父の存在を重荷に感じる時期もあった。だけどすべてを受け入れ、自分自身の手で自分だけのレールを敷こう。列車は動き出した。その向かう先には……
セカンド・アルバム『The Blackberry Train』の発表を控えたジェイムズ・マッカートニーに電話取材を行い、今作に至るまでの経緯や聴きどころを語ってもらった。父ポール・マッカートニーの作品への客演などを別にすれば、ジェイムズのレコーディング・アーティストとしてのデビューは2010年のEP『Available Light』で、このとき彼はすでに33歳。最初のフル・アルバム『Me』は2013年に至ってようやくリリースされている。その後、長期間のアメリカ・ツアーやポールのトリビュート盤『The Art Of McCartney』(ジェイムズは“Hello Goodbye”でファンを自認するキュアーと共演している)への参加といったトピックはあったものの、ソロ・アルバムは実に4年ぶり。まさに待望と言っていいだろう。多彩な魅力を備えた収録曲はすべて本人が書いたもの。プロデュースはスティーヴ・アルビニ(ジェイムズは彼が手掛けたニルヴァーナの『In Utero』をお気に入りに挙げている)が担当した。
「前作の発表に際して行った北米ツアーはとてもヘヴィーな体験だった。だからツアーを終えた後、しばらく仕事から距離を置き、冷静に自分自身を顧みる時間が必要だった。それに曲作りにも1年近くかかった。僕はこの仕事で身を立てていきたいと思っている。だからって芸術に妥協はあり得ないね。もちろんツアーで得たものも大きかった。聴き手を意識するようになったことは、そのひとつだ。以前の僕はもっぱら自分のために音楽を作っていた。だけどあのツアーを経験し、〈音楽を通じてみんなと繋がっているんだ〉ってことを肌で感じたんだ。レコーディング・セッションそのものはすんなり進んだよ。もっとも、それはスティーヴ・アルビニの効率的な仕事ぶりのおかげだ。彼と組んで本当に良かったと思っている」。

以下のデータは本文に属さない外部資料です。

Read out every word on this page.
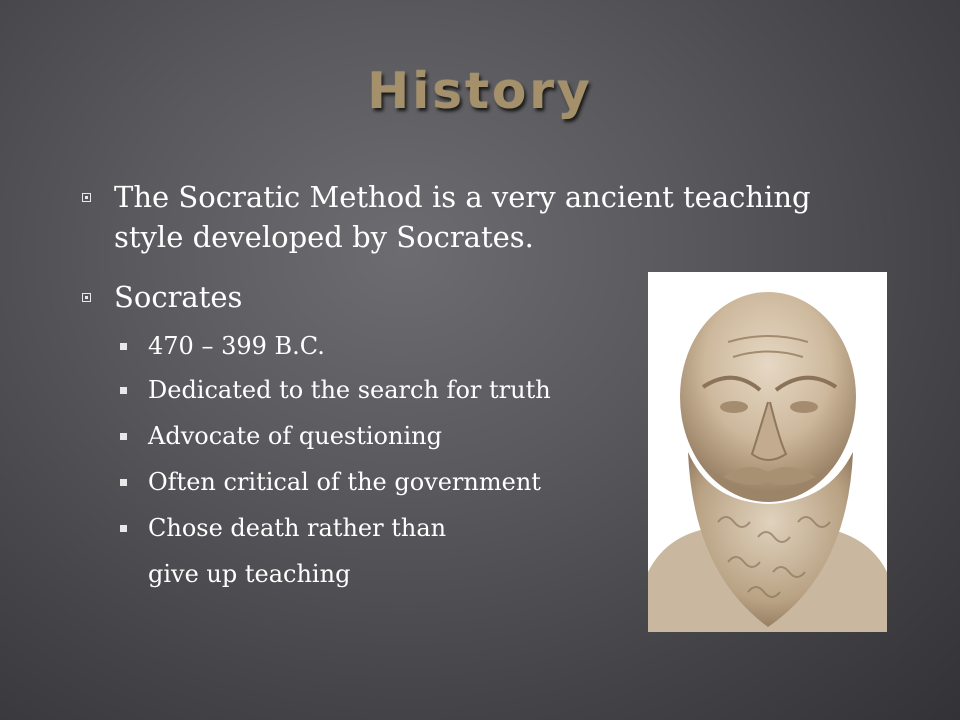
History
The Socratic Method is a very ancient teaching
style developed by Socrates.
Socrates
470 – 399 B.C.
Dedicated to the search for truth
Advocate of questioning
Often critical of the government
Chose death rather than
give up teaching
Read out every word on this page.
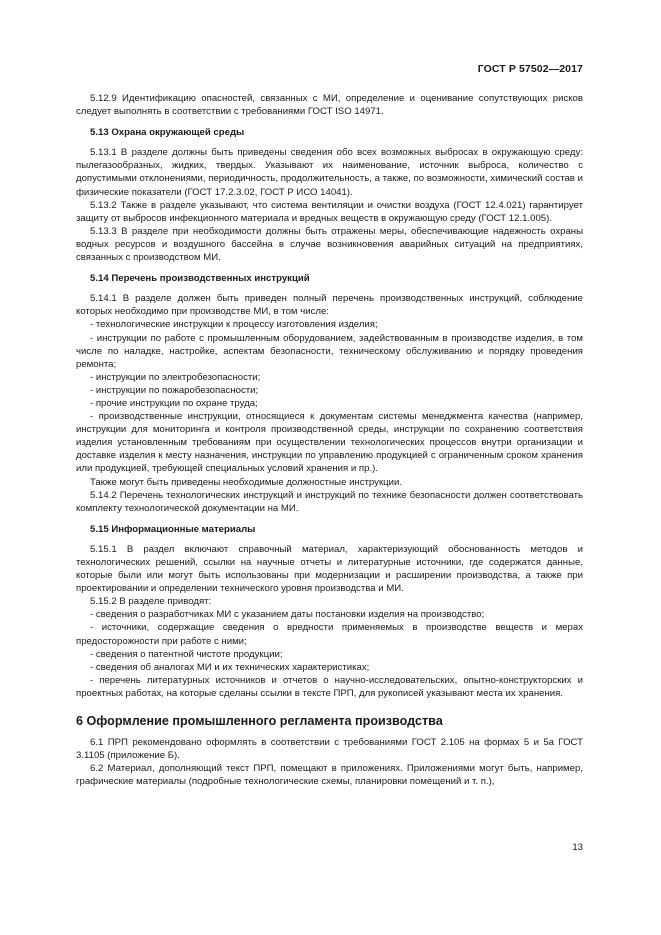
ГОСТ Р 57502—2017

5.12.9 Идентификацию опасностей, связанных с МИ, определение и оценивание сопутствующих рисков следует выполнять в соответствии с требованиями ГОСТ ISO 14971.

5.13 Охрана окружающей среды

5.13.1 В разделе должны быть приведены сведения обо всех возможных выбросах в окружающую среду: пылегазообразных, жидких, твердых. Указывают их наименование, источник выброса, количество с допустимыми отклонениями, периодичность, продолжительность, а также, по возможности, химический состав и физические показатели (ГОСТ 17.2.3.02, ГОСТ Р ИСО 14041).

5.13.2 Также в разделе указывают, что система вентиляции и очистки воздуха (ГОСТ 12.4.021) гарантирует защиту от выбросов инфекционного материала и вредных веществ в окружающую среду (ГОСТ 12.1.005).

5.13.3 В разделе при необходимости должны быть отражены меры, обеспечивающие надежность охраны водных ресурсов и воздушного бассейна в случае возникновения аварийных ситуаций на предприятиях, связанных с производством МИ.

5.14 Перечень производственных инструкций

5.14.1 В разделе должен быть приведен полный перечень производственных инструкций, соблюдение которых необходимо при производстве МИ, в том числе:

- технологические инструкции к процессу изготовления изделия;

- инструкции по работе с промышленным оборудованием, задействованным в производстве изделия, в том числе по наладке, настройке, аспектам безопасности, техническому обслуживанию и порядку проведения ремонта;

- инструкции по электробезопасности;

- инструкции по пожаробезопасности;

- прочие инструкции по охране труда;

- производственные инструкции, относящиеся к документам системы менеджмента качества (например, инструкции для мониторинга и контроля производственной среды, инструкции по сохранению соответствия изделия установленным требованиям при осуществлении технологических процессов внутри организации и доставке изделия к месту назначения, инструкции по управлению продукцией с ограниченным сроком хранения или продукцией, требующей специальных условий хранения и пр.).

Также могут быть приведены необходимые должностные инструкции.

5.14.2 Перечень технологических инструкций и инструкций по технике безопасности должен соответствовать комплекту технологической документации на МИ.

5.15 Информационные материалы

5.15.1 В раздел включают справочный материал, характеризующий обоснованность методов и технологических решений, ссылки на научные отчеты и литературные источники, где содержатся данные, которые были или могут быть использованы при модернизации и расширении производства, а также при проектировании и определении технического уровня производства и МИ.

5.15.2 В разделе приводят:

- сведения о разработчиках МИ с указанием даты постановки изделия на производство;

- источники, содержащие сведения о вредности применяемых в производстве веществ и мерах предосторожности при работе с ними;

- сведения о патентной чистоте продукции;

- сведения об аналогах МИ и их технических характеристиках;

- перечень литературных источников и отчетов о научно-исследовательских, опытно-конструкторских и проектных работах, на которые сделаны ссылки в тексте ПРП, для рукописей указывают места их хранения.

6 Оформление промышленного регламента производства

6.1 ПРП рекомендовано оформлять в соответствии с требованиями ГОСТ 2.105 на формах 5 и 5а ГОСТ 3.1105 (приложение Б).

6.2 Материал, дополняющий текст ПРП, помещают в приложениях. Приложениями могут быть, например, графические материалы (подробные технологические схемы, планировки помещений и т. п.),

13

そのアルビニの起用や、「大事なのは僕自身の音楽を率直に表現すること」という言葉からもあきらかな通り、今作はかつてクランベリーズやニルヴァーナが好きだったという、固有の個性を持つ38歳のアーティストによって作られたコンテンポラリーなロック盤だが、風変わりなアルバム・タイトル(ポールのファンなら「ブラックベリーで出来た列車が走る夢を見て、そのままタイトルにした」というコメントにも頬が緩むはず)や、“Alice”“Unicorn”といったポップソングは、ビートルズ――とりわけサイケデリア期の諸作品――を想起させずにはおかない。
「ポール・マッカートニーは誰より身近な存在で、ビートルズは彼のいたバンドだ。どうしたって影響される。例えば“Unicorn”は“Magical Mystery Tour”に似ているよね。どういうふうにって説明できるわけじゃないし、もちろん意識したわけじゃないけど……。もっとも、影響を受けたっていう意味では他の60年代のアーティストやグループも同じだし、若い頃にリアルタイムで夢中になったバンドにも同じくらい感化されたよ。クラシック音楽や、もっとスピリチュアルなものにもね。最近はロックとはかけ離れたその手の音を聴くことが多いんだよ」。
オープニング・トラック“Too Hard”にはダーニ・ハリスンが参加。〈ビートルズの子どもたち〉のコラボレーションとあって大きな話題になっている。
「あれはただ一緒に演奏しただけで、コラボレーションというほどのものじゃないと思うよ。だけど将来的には、みんなが知っているような人たちと本当の意味でのコラボレーションも試みてみたいと思っている。いまはまだ、これ以上は話せないけどね」。